A study from national dog bite victim’s group DogsBite.org found that 568 Americans were killed by dogs from 2005 to 2020. Pit Bulls contributed to 67 percent of those deaths.
In July 2019, a 40-year-old man was mauled to death by a pack of dogs in Southwest Memphis. Five months later, three dogs attacked a woman in North Memphis, which resulted in one of her legs being amputated, WREG reported.
But, in both instances, officials did not say what breed the dogs were.
This is also part of a concerted effort by the major humane “experts,” to restrict the public’s right to know the whole truth.
10-Year-Old Boy Mauled To Death By Family Pit Bulls
The South African reported on August 11, 2022, that a 10-year-old boy had been attacked by the family’s two Pit Bulls and police were forced to shoot and kill both dogs inside their Gelvandale home. The family is asking for financial assistance to just bury their child.
According to police spokesperson, Storm Nuku, was mauled to death by the family’s two Pit Bulls at his home on Antia Drive. When they arrived, they confirmed there were two other children in the house also. The official added that it is unclear what happened when the two dogs turned on the boy.
Storm’s grandfather, Wayne Nuku, wrote this farewell on social media to announce the devastating news, as follows:
Rest In Peace, Little Angel Child
“RIP my Storm. God knows the best. We will surely miss you. You did call me back last week.
“Grandpa, are you not going to see me? Little did I know it was your last kiss. Rest softly, my Angel child. My heart is broken.”
PIT BULL FEDERATION OF SOUTH AFRICA MAKES A PLEA
On August 11, 2022, Lins Rautenbach, of the Pit Bull Federation of South Africa spoke with 702.News about the complexities of owning dangerous dogs.
“Why do people still own dangerous dogs like Pit Bulls and Rottweilers as pets,” the reporter asked, “when they are a clear and present danger to humans?”
South Africa has an alarming rate of Pit Bull attacks, especially on children, yet authorities have done little about it according to the reporter.
Pit Bull Federation of South Africa spokesperson Lins Rautenbach provided this perspective on the problem that also describes this issue in the U.S. and much of the world:
Dog bites don't happen because of dogs. They happen because of negligent owners. South Africa has one of the highest [dog attack] fatalities in the world. It's not a dog problem. We have an accountability and a law problem, said Rautenbach.
South Africans have a lax attitude towards owning dogs. We hear of dogs getting out into the streets and mauling strangers, people visiting others and their kids get bitten or domestic staff get mauled. This is a criminal offense, she said.
South Africa has the legislation in place in the form of the Animals Matters Amendment Act, but we will only see a stop in maulings once we see prosecution and sentencing of people whose dog bites.
According to Rautenbach, 77% of all dog bites are from family dogs.

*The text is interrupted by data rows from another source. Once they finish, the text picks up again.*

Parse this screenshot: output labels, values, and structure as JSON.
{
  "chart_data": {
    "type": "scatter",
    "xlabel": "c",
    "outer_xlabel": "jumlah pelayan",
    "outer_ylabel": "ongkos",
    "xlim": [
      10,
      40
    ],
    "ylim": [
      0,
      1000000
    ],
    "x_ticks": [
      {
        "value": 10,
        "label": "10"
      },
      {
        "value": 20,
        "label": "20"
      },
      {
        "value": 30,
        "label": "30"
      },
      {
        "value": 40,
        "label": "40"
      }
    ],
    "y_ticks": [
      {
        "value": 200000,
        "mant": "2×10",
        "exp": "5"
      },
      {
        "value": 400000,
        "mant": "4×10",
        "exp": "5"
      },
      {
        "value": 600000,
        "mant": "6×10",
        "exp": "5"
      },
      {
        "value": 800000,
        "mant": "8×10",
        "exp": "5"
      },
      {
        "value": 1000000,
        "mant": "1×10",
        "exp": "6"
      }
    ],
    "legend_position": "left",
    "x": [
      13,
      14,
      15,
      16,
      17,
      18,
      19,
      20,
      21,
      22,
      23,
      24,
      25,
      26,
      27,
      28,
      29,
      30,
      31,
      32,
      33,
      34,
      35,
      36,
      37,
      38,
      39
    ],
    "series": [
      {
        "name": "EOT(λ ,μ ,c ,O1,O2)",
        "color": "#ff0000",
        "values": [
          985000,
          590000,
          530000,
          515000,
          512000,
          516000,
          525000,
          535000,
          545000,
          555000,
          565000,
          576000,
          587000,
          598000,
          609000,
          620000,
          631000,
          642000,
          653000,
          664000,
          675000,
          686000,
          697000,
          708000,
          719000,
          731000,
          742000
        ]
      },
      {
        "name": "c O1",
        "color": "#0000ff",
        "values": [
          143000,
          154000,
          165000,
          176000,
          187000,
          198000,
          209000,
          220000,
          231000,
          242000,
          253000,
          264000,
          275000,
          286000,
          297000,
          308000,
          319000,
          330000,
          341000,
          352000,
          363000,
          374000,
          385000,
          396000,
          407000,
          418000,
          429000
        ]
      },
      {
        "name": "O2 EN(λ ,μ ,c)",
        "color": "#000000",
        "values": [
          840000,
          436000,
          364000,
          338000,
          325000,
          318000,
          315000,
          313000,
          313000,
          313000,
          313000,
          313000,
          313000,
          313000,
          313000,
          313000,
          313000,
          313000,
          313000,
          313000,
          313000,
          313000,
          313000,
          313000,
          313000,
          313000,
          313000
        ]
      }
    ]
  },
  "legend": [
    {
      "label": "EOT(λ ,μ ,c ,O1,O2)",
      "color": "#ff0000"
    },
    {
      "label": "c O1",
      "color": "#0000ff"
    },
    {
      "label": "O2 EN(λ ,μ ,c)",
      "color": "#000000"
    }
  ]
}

She blames this on the lack of socialization of dogs and where they come from, such as rescue organizations, bad breeders and owners incapable of managing dogs. She is strongly opposed to rehoming dogs who have bitten, and states:
A dog who has bitten lacks bite inhibition...there's been scientific studies on this. Unfortunately, science and proven fact is being overrun by emotion. And we're sitting here today because of the pit bull lobby machine, rescue societies and bad breeders, said Rautenbach.
She firmly believes a dog with a bite history or a temperament issue must be euthanized.
A dog with no bite inhibition will do it again. You cannot rehabilitate it out of the dog.”
America should listen and act – awareness is needed and so is action!
(Phyllis M. Daugherty is a contributor to CityWatch and a former Los Angeles City employee.)